Sticking his head out from beneath the dripping overhang, Bob surveys the skies. “She’s African, isn’t she?”
“What?”
“Your girl.”
“Oh. Yeah.”
“From South Africa.”
“Don’t remember, mate, I get all those places confused, if you want to know the truth. Same thing, aren’t they? No, she’s from that country with the emperor cat. The one the rastas think is Jesus.”
“Haile Selassie.”
“Yeah.”
“Ethiopia.”
“That’s it.”
“Abyssinia. The beginning of the world. He was at my brother’s funeral.”
“What?”
Bob says to Reg, “My brother was better in every way.”
“The emperor of Ethiopia was at your—?”
“But he had his weaknesses, and she was one.”
“Bob? I’ve sort of lost track who we’re on about.”
“And we couldn’t have it anymore. And when she didn’t want to let him go—”

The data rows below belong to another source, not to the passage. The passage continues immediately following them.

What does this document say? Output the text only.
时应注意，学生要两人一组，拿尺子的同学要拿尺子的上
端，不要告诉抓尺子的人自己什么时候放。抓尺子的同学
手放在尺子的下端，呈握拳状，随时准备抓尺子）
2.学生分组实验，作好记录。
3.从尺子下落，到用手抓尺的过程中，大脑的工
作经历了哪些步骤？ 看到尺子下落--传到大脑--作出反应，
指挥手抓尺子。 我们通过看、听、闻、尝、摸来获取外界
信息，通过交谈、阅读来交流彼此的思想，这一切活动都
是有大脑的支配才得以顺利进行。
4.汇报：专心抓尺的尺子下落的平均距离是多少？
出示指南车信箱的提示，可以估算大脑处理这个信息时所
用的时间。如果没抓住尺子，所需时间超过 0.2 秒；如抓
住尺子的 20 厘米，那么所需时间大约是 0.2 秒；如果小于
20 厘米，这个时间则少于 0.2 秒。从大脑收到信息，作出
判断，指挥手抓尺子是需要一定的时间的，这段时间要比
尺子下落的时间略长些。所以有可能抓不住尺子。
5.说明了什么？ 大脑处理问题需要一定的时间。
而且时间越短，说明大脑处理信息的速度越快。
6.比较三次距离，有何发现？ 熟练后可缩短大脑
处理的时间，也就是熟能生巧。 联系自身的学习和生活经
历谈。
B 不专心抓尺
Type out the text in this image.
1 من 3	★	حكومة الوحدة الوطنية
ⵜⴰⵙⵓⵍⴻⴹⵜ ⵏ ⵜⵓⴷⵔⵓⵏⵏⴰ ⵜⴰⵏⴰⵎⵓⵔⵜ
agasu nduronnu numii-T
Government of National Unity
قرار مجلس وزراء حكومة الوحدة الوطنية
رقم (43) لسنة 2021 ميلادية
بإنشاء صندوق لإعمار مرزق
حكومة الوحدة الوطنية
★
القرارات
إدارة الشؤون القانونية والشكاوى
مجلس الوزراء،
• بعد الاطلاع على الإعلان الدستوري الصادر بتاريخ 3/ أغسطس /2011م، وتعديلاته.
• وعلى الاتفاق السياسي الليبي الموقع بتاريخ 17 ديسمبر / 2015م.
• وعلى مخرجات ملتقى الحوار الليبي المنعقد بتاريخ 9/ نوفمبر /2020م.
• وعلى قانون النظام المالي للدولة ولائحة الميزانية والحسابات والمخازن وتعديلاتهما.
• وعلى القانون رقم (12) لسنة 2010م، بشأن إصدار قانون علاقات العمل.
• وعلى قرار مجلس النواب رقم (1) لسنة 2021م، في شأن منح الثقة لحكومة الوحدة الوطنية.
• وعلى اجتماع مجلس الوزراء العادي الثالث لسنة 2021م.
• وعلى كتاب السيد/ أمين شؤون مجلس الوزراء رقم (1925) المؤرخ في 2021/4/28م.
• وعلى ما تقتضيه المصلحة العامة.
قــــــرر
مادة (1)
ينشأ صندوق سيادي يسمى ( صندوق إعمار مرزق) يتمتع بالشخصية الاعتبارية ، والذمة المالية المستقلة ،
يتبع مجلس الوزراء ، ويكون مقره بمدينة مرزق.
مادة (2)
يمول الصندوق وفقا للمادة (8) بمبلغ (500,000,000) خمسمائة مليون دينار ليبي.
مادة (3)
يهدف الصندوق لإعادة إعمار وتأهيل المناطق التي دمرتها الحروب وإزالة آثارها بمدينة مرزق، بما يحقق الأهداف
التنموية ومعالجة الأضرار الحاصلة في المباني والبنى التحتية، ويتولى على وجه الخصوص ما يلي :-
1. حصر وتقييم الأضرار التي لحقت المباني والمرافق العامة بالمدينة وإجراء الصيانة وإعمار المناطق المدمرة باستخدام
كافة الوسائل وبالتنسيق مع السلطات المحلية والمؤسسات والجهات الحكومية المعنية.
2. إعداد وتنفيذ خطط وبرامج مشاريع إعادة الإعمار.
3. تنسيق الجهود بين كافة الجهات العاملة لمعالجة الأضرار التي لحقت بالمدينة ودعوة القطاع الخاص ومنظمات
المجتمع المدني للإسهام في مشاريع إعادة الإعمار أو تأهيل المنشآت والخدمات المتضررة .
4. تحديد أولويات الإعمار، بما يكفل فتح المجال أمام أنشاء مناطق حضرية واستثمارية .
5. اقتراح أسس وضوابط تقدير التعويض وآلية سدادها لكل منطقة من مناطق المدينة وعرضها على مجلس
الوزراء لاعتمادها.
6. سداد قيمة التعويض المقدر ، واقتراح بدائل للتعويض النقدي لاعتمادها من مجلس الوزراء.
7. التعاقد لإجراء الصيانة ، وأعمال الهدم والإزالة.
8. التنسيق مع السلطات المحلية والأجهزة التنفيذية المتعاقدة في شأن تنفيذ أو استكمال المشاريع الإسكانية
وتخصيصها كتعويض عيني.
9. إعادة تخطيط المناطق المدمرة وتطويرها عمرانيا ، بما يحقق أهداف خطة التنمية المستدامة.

“Right. We’re not talking about the London bird from the theatre anymore.”
“—she came to me,” but he stops, a man who resents having to explain anything to anyone. “I made her heart sing, for a few hours.”
“She said that?”
“She’s gone now. He’s gone too.”
Bob says, “I was the one. . not born with gifts. I was the one about whom people said, This is a boy without gifts. I wasn’t the son meant for anything, I was never meant to be the great man. Runt, they called me, sissy they said. Mama’s boy, what shall we do with him? Not born with gifts, I had, uh, only my will. My brothers and sisters were born with gifts, then one by one they were gone and left no more shadows in which to hide. No longer were their gifts for me to serve, when I no longer was a middle brother but the oldest. . when I was left by default then I made out of my will what I could. You know, most of my life,” he says nodding at the house in the distance, “I would have beaten any man who said or hinted that my father had anything to redeem,” and up until he says it, Reg wouldn’t have imagined this small man beating up anyone; but now he can. Bob turns to Reg. “Sooner or later you have to see the sins of the father for what they are. Your Mr. Churchill understood things more clearly. It doesn’t mean I don’t love my father. It doesn’t mean I didn’t spend my life trying to make him as proud of me as he was of my brothers and sisters.” He looks back at the house. “I do worry if tomorrow is a mistake.”